Last August in Madrid, more than two million young people gave witness to their faith in the presence of Pope Benedict XVI at World Youth Day. In Madrid, we saw once again that the Church is alive – and the Church is young. And today, here at Ave Maria, here in Southwest Florida, the Church is alive, and the Church is young. As the Pope told those young people in Madrid, I also tell you today: “Be not afraid and don’t be ashamed to ‘walk with the Lord’” as his disciples: in this way, you will grow in his wisdom – and he will astound you with his mighty deeds.

Ave Maria…”Mother of God, our Mother, teach us to believe, to hope, to love with you.

Show us the way to his Kingdom.” (Spe Salvi 50). Ave Maria.

Comments from readers

Jaime Padro - 10/10/2011 12:08 PM
Once again, our Archbishop presents the Catholic faith in a crystal clear manner, quoting form the great writings of Blessed John Paul II and pope Benedict XVI. In our times, it is crucial that we teach everyone in our culture, especially students in Catholic institutions of learning, in places of work and in the streets, that there is no opposition between faith and reason, or faith and science.
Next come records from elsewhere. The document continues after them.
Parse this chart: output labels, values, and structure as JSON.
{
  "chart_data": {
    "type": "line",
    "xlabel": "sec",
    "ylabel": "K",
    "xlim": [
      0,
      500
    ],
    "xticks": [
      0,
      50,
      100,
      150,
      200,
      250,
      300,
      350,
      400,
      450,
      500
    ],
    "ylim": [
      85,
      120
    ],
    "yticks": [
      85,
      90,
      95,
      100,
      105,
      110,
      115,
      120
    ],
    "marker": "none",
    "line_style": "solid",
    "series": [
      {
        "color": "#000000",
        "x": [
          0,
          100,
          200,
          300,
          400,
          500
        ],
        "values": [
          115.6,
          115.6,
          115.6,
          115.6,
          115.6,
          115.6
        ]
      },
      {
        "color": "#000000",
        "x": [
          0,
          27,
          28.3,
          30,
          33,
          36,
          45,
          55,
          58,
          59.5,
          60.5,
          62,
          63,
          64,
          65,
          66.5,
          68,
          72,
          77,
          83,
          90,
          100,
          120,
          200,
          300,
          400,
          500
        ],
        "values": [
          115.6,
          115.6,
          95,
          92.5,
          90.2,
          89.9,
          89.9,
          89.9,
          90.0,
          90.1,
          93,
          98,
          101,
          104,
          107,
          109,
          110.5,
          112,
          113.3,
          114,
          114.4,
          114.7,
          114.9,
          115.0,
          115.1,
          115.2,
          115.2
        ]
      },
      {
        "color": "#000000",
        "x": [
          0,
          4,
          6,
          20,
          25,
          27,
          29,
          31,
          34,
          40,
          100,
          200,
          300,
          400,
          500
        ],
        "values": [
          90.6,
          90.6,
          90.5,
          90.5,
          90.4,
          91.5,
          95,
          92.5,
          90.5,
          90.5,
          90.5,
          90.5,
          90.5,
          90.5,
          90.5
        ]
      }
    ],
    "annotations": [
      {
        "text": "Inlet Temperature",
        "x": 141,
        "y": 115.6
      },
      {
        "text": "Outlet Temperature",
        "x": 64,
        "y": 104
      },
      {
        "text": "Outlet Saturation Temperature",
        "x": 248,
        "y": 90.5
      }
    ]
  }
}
As Archbishop Wenski does, let's study and reflect on what these great popes have written on these subjects, and we'll have wiser and stronger Catholics.
Jim Furdon - 10/07/2011 09:48 PM
Archbishop Wenski is a superb writer, speaker and leader! Everything he authors rings with integrity, and is supported with an abundance of reason which clearly defines for us a joyous path for our life journey.